Auster's inspired choice was a winding monologue by Peter Stillman, an enigmatic character at the center of the still unfolding mystery. It is the first time either the reader or the main character, Quinn, have met him. "'No questions, please,'" Stillman begins. "'Yes. No. Thank you.' He paused for a moment. 'I am Peter Stillman, I say this of my own free will. Yes. That is not my real name. No. Of course, my mind is not all it should be. But nothing can be done about that. No. About that. No, no. Not anymore.'" And he's off. The rest of the speech – eight pages of text in the book – is masterfully musical in cadence, phrases and ideas repeating and mutating as Auster moves forward with Stillman's dubious story of being locked in a room during childhood so that he might speak the "language of God."

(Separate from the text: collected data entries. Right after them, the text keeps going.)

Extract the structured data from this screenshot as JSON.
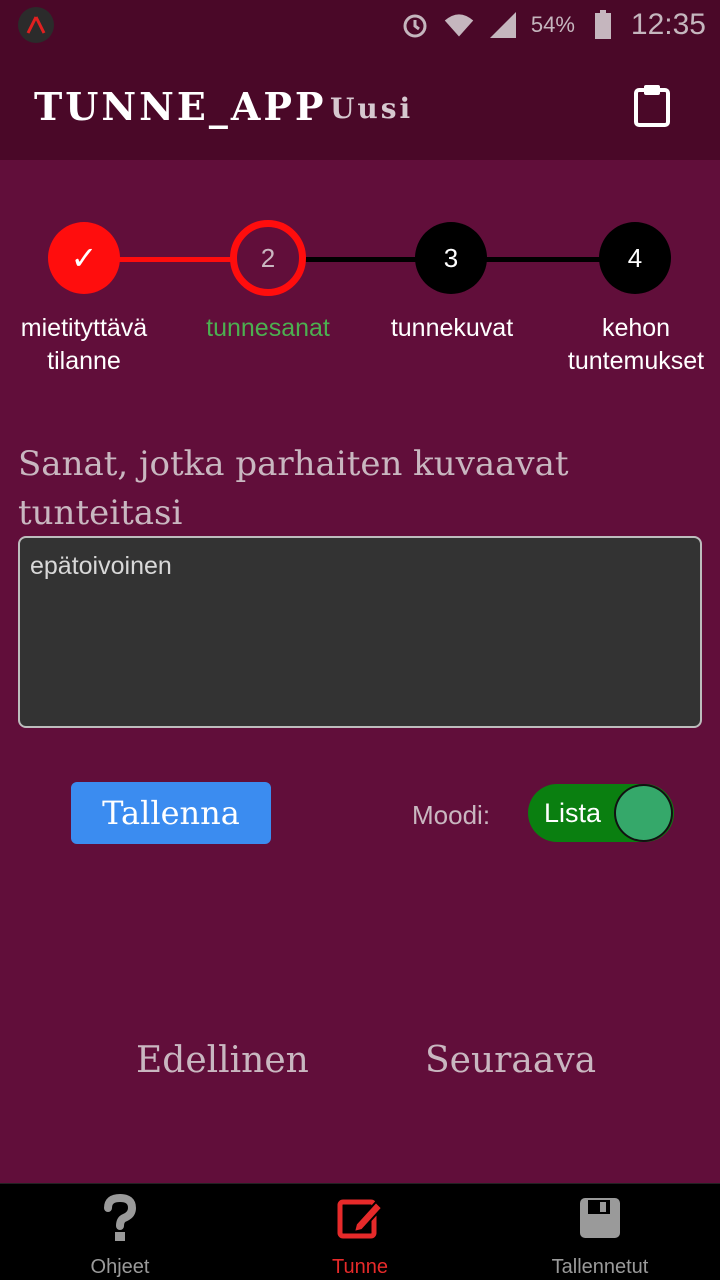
{
  "status_bar": {
    "battery_percent": "54%",
    "time": "12:35"
  },
  "app_bar": {
    "title": "TUNNE_APP",
    "subtitle": "Uusi",
    "action_icon": "clipboard-icon"
  },
  "stepper": {
    "steps": [
      {
        "number": "✓",
        "label_line1": "mietityttävä",
        "label_line2": "tilanne",
        "state": "completed"
      },
      {
        "number": "2",
        "label_line1": "tunnesanat",
        "label_line2": "",
        "state": "active"
      },
      {
        "number": "3",
        "label_line1": "tunnekuvat",
        "label_line2": "",
        "state": "pending"
      },
      {
        "number": "4",
        "label_line1": "kehon",
        "label_line2": "tuntemukset",
        "state": "pending"
      }
    ]
  },
  "form": {
    "prompt_line1": "Sanat, jotka parhaiten kuvaavat",
    "prompt_line2": "tunteitasi",
    "input_value": "epätoivoinen"
  },
  "actions": {
    "save_label": "Tallenna",
    "mode_label": "Moodi:",
    "mode_value": "Lista"
  },
  "navigation": {
    "prev_label": "Edellinen",
    "next_label": "Seuraava"
  },
  "tabs": [
    {
      "label": "Ohjeet",
      "icon": "question-icon"
    },
    {
      "label": "Tunne",
      "icon": "edit-icon",
      "active": true
    },
    {
      "label": "Tallennetut",
      "icon": "floppy-disk-icon"
    }
  ],
  "colors": {
    "background": "#610e3a",
    "app_bar": "#4a0828",
    "accent_red": "#ff0d0d",
    "active_step_label": "#4caf50",
    "save_button": "#3b8cf0",
    "toggle": "#0a7f10"
  }
}
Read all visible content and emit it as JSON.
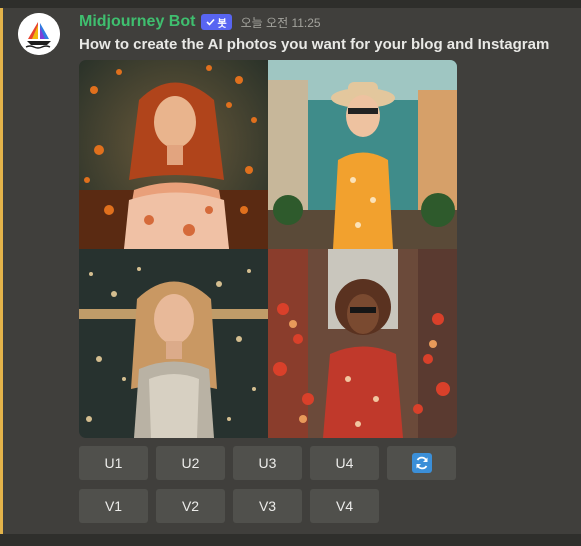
{
  "message": {
    "username": "Midjourney Bot",
    "bot_tag": "봇",
    "timestamp": "오늘 오전 11:25",
    "content": "How to create the AI photos you want for your blog and Instagram"
  },
  "image_grid": {
    "images": [
      {
        "icon": "portrait-autumn-leaves"
      },
      {
        "icon": "portrait-sunhat-street"
      },
      {
        "icon": "portrait-bokeh-lights"
      },
      {
        "icon": "portrait-flowers-street"
      }
    ]
  },
  "buttons": {
    "upscale": [
      "U1",
      "U2",
      "U3",
      "U4"
    ],
    "variation": [
      "V1",
      "V2",
      "V3",
      "V4"
    ],
    "reroll_icon": "refresh-icon"
  },
  "colors": {
    "username": "#3fbf6f",
    "bot_tag": "#5865f2",
    "highlight": "#e3b34a",
    "button": "#50504c",
    "refresh": "#3b8fd8"
  }
}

In performance, Auster emphasized the rhythms with a near monotone, gave giving to the repetitions. "'I am Peter Stillman. That is not my real name. My real name is Peter Rabbit… think what you like of this. I say it of my own free will.'" The story was both mysterious enough to be drawn into, but abstract enough that one could appreciate the writing as a purely musical voice (not to mention cerebral enough to send one's brain whirling). As Auster built speed, Martin and company began to improvise along quietly. The music was very much in the vein of Martin's recent solo performances and recordings — textural and pretty, with an emphasis on his own melodic work. When Auster left the stage after his first segment it became apparent how quietly the band was playing, and their sudden increases in volume were dramatic. Ehrlichman and Weisleman launched into a near-Dixieland groove. It is probably the closest Martin has come to playing swinging traditional jazz – distinctly unfunky – in many moons (and certainly one of the first times in my memory). He reacted with a rhythm that was quintessentially Martin: somewhere between a march and a freefall.

Auster's second excerpt, from 1999's Timbuktu, while not as patently brilliant as City of Glass, was at least as enthralling as a performance. At times nostalgic, the prose was an internal monologue by a dying homeless man, occasionally speaking to his dog, Mr. Bones. The band’s reaction, which included beautiful Asian-sounding arpeggios from Weisleman, was marvelous. As a form, storytime – and that’s what this was – seems perfectly healthy and fun. As an artistic expression, it seems a promising new canvas for Martin and Symphony Space curator Limor Tomer, who also put together the first batch of Turntable Sessions at SoHo’s Exit Art in 2001. With luck, Martin and Tomer will tap into the vast well of New York area writers (my dream pairing involves Martin with Motherless Brooklyn genius Jonathan Lethem), try out different approaches, and produce a series of Writing Table Sessions (and accompanying releases of the best-of on Martin’s Amulet Records). Or not. There are lots of canvases.